Around nine months ago, the council started a clampdown on graffiti. Artists who had been painting on unofficially allowed walls for years, suddenly found themselves being questioned or arrested. Graffiti artists got more cautious about where they painted, leaving just the taggers.

Hayles said that the crackdown has ended up making some areas look worse. “The artists that paint legally – probably the sort that people would associate with doing pieces that are of a better quality – they’re the ones that have basically been driven out of an area like Stokes Croft.

“As you lose those tolerated painting areas, the artists that could take their time over a piece are the ones you lose. The taggers, continue to do it because they’ve painted illegally all their lives.”

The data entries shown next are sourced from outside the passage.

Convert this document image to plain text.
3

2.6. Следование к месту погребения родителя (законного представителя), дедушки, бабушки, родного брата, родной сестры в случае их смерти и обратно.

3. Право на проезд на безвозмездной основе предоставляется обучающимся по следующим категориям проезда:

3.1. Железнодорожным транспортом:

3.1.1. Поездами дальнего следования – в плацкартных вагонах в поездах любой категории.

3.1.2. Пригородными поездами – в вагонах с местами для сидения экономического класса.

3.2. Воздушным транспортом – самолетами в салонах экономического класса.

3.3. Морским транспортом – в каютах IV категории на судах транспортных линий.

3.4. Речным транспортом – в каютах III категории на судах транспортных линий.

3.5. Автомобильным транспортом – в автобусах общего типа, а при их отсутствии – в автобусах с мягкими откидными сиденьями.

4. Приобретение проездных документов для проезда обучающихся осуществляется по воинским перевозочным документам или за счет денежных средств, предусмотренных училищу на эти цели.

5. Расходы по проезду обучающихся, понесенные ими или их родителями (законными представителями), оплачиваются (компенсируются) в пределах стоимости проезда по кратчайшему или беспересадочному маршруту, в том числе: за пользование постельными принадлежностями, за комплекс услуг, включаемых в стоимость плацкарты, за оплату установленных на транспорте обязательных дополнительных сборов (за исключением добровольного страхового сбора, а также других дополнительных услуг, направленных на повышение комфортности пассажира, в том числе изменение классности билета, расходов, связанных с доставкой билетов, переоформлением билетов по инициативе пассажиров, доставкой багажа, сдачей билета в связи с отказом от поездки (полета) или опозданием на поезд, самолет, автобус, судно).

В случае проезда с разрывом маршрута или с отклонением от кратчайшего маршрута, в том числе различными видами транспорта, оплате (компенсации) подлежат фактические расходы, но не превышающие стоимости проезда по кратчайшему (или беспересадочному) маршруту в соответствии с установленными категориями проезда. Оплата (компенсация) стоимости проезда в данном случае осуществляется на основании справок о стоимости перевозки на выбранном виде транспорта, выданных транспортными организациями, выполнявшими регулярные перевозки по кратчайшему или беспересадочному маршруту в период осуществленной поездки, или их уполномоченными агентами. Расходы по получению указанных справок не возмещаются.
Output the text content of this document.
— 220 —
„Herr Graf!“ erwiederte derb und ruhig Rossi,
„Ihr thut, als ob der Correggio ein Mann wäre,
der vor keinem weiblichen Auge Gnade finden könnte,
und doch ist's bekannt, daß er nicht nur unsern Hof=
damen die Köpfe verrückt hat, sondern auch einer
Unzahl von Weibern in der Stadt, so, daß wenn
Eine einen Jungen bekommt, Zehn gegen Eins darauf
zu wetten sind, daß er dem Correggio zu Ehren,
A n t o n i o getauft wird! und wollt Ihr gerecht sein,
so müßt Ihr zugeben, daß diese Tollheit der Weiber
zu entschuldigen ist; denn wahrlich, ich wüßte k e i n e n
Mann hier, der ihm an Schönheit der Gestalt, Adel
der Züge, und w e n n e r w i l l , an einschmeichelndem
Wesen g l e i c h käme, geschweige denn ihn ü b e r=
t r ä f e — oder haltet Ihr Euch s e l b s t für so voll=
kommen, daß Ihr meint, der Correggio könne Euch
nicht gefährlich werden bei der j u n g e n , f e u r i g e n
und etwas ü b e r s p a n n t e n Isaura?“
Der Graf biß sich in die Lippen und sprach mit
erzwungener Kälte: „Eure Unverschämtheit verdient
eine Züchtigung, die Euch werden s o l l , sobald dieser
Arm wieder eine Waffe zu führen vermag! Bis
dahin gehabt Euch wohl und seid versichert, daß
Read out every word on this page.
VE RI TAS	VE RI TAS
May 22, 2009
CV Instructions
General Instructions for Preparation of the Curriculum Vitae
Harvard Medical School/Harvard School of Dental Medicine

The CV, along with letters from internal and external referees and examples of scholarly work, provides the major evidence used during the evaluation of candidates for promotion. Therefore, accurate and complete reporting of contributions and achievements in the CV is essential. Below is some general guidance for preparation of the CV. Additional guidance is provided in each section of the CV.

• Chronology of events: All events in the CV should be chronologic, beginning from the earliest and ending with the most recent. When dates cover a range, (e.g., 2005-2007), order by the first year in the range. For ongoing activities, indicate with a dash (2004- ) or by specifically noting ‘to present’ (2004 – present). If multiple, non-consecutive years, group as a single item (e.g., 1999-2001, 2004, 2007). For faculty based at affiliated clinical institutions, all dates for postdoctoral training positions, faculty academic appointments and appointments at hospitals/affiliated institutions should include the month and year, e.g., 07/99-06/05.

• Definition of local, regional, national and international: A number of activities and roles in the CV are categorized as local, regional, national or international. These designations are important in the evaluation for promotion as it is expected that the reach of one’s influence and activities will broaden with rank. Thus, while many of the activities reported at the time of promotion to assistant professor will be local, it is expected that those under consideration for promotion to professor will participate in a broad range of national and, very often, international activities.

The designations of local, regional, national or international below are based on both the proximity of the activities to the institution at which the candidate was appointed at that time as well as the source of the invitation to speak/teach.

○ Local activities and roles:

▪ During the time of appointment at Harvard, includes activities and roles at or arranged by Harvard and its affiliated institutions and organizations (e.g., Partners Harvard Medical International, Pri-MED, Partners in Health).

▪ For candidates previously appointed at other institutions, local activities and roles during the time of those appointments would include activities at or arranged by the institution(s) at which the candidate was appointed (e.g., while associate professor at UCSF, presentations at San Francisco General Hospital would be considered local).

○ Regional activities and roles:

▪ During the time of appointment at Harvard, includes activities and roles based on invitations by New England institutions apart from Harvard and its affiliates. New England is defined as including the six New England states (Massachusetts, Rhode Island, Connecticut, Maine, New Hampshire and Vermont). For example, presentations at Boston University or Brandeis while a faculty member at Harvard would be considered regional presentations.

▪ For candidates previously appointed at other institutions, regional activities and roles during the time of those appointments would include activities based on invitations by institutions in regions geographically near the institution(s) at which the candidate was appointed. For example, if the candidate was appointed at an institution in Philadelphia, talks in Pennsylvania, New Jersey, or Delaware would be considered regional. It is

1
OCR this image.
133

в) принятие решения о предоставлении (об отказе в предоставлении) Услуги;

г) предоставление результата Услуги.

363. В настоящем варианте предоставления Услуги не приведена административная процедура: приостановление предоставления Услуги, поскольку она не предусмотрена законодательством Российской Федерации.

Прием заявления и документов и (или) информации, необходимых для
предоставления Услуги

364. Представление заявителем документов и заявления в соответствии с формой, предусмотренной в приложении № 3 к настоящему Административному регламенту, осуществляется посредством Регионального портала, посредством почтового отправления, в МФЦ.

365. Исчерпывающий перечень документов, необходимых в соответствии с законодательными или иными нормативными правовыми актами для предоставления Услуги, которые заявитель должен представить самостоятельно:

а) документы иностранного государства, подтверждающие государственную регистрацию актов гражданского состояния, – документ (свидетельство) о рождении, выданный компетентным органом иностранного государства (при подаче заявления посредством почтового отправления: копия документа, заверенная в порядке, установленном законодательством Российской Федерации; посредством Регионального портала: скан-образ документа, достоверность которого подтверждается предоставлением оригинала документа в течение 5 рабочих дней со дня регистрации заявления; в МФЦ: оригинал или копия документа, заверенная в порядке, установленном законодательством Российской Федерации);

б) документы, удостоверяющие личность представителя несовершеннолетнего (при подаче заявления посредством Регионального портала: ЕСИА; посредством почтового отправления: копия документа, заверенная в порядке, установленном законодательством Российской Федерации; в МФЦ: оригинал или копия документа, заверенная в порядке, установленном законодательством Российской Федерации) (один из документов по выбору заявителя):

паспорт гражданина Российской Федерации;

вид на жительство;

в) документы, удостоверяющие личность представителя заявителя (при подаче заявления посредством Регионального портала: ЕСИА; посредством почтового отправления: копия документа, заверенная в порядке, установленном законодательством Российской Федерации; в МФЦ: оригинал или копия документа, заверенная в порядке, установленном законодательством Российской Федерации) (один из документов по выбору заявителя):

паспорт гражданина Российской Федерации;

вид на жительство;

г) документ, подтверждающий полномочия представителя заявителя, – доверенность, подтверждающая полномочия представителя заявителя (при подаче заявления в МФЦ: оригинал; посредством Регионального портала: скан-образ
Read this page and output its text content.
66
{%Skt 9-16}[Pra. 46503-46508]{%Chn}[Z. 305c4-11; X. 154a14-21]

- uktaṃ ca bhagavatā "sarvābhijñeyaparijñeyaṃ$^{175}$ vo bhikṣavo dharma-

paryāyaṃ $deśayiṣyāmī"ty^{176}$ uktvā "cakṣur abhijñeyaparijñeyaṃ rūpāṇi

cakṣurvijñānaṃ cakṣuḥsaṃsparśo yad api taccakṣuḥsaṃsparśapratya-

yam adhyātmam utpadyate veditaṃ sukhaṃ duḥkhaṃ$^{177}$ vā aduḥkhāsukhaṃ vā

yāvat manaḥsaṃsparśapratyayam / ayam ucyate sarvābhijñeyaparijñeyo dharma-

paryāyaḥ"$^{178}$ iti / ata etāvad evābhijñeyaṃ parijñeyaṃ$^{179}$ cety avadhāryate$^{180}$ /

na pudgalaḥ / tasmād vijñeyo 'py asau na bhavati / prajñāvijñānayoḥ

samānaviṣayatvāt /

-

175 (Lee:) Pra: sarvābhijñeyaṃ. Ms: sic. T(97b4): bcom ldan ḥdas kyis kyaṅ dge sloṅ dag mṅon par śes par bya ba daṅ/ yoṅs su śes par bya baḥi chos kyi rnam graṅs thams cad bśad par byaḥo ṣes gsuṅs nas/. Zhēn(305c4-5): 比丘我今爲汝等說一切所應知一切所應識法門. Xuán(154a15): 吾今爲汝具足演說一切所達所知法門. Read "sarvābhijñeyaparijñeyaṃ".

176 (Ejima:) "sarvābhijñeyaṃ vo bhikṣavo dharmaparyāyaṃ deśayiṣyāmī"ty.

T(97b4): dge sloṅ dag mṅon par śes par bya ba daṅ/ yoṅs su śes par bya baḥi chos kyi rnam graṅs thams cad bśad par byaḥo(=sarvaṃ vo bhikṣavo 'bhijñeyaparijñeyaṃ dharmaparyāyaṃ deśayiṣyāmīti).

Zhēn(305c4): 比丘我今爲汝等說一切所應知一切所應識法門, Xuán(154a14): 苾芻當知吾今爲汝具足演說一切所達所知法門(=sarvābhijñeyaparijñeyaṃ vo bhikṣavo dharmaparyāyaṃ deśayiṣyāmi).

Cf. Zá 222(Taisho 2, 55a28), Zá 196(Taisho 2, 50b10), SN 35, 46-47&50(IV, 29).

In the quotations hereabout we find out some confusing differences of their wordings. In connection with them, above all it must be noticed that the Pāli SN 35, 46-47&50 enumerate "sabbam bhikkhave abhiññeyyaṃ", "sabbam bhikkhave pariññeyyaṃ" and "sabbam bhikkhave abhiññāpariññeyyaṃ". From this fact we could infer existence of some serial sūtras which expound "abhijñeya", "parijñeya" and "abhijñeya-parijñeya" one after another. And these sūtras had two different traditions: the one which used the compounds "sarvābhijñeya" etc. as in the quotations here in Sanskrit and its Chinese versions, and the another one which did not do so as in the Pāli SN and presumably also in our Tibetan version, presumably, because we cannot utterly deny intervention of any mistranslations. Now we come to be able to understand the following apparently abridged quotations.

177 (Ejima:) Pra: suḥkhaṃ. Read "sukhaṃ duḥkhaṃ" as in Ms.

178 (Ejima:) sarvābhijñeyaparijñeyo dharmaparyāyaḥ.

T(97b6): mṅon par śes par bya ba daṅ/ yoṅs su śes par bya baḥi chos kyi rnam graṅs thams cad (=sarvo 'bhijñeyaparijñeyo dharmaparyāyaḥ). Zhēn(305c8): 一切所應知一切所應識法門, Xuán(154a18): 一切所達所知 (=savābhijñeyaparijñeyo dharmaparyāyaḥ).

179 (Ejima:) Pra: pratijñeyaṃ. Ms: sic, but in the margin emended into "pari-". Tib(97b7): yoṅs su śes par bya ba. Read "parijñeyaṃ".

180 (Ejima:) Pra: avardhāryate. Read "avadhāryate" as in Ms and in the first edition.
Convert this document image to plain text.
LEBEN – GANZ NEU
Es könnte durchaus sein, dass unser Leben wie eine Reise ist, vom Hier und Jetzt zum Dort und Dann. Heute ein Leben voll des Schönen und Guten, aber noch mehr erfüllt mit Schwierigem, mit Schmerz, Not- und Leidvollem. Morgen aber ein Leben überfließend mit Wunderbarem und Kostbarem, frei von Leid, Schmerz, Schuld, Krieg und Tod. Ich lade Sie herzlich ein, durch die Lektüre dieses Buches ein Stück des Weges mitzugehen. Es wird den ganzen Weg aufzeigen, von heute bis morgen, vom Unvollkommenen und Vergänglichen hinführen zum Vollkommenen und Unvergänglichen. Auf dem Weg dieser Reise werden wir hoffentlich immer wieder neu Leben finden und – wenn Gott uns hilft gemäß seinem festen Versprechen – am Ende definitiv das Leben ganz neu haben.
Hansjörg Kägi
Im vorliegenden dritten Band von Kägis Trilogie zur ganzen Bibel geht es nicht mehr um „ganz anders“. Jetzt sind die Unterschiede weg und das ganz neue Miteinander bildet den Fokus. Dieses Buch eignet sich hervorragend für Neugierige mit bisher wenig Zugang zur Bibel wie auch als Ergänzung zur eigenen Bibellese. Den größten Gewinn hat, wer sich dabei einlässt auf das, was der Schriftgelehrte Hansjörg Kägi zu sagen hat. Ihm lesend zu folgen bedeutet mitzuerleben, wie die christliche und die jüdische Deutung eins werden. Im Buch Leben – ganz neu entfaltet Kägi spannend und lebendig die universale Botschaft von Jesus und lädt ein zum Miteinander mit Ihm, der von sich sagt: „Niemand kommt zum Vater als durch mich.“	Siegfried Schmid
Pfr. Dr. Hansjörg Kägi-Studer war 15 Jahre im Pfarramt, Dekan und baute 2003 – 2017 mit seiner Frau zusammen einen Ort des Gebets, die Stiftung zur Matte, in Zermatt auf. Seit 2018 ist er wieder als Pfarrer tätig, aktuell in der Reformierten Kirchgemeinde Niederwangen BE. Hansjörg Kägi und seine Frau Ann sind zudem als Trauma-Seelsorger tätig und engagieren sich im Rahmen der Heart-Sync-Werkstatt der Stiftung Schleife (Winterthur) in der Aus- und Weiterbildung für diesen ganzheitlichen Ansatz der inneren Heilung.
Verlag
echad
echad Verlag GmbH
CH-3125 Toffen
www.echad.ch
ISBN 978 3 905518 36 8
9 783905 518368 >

Hayles says that the council’s engagement with key figures in the graffiti community has been “pretty poor” and that, if they’d launched the legal walls scheme at the same time as the Clean Streets campaign, it might have had a better response from the graffiti community.

Ambiguity in the council’s graffiti policy has been blamed for a lack of understanding about where artists are and are not allowed to paint. Walls where painting has been tolerated for years – and some with longstanding permissions – have suddenly seen a crackdown in arrests and prosecutions. With no public graffiti policy – something James says they’re working on – graffiti artists don’t know where they stand with the law.

“As there’s always been a bit of an uneasy relationship between graffiti writers and street artists and the council, there’s always this uncertainty about if they’re going to try and fine you for what you’re doing or whether they’re going to try and preserve it. The council and the police constantly change the way they approach it,” said Benoit.

The introduction of a mapped system of legal walls across the city aims to address that ambiguity and open up a conversation between the graffiti community and the council.

Not everyone is happy with the way the collaboration is progressing. Chris Chalkley is founder of the People’s Republic of Stokes Croft and art director of the Bearpit Improvement Group, both community interest groups closely linked to the graffiti scene. He thinks that the council needs to better engage the local graffiti community.

“We’re missing the opportunity to have a conversation about how the city should look. It needs to be a much bigger conversation,” he said. “There’s an enormous lack of understanding that takes place here. The tag community, the police, the council… there are inherent tensions that need to be worked out.

Chalkley says that the PRSC have been sourcing spots for people to paint on for years, getting permission from landowners and organisations, and have been in several conversations with the council about legalising graffiti walls. He’s concerned that the council is trying to silence the PRSC and the Bearpit Improvement Group by only working with a couple of artists on something that affects the whole city.

“We have to allow the positivity of positive, rather than this continual war of attrition where we paint out and we attempt the stop, we actually have to embrace.”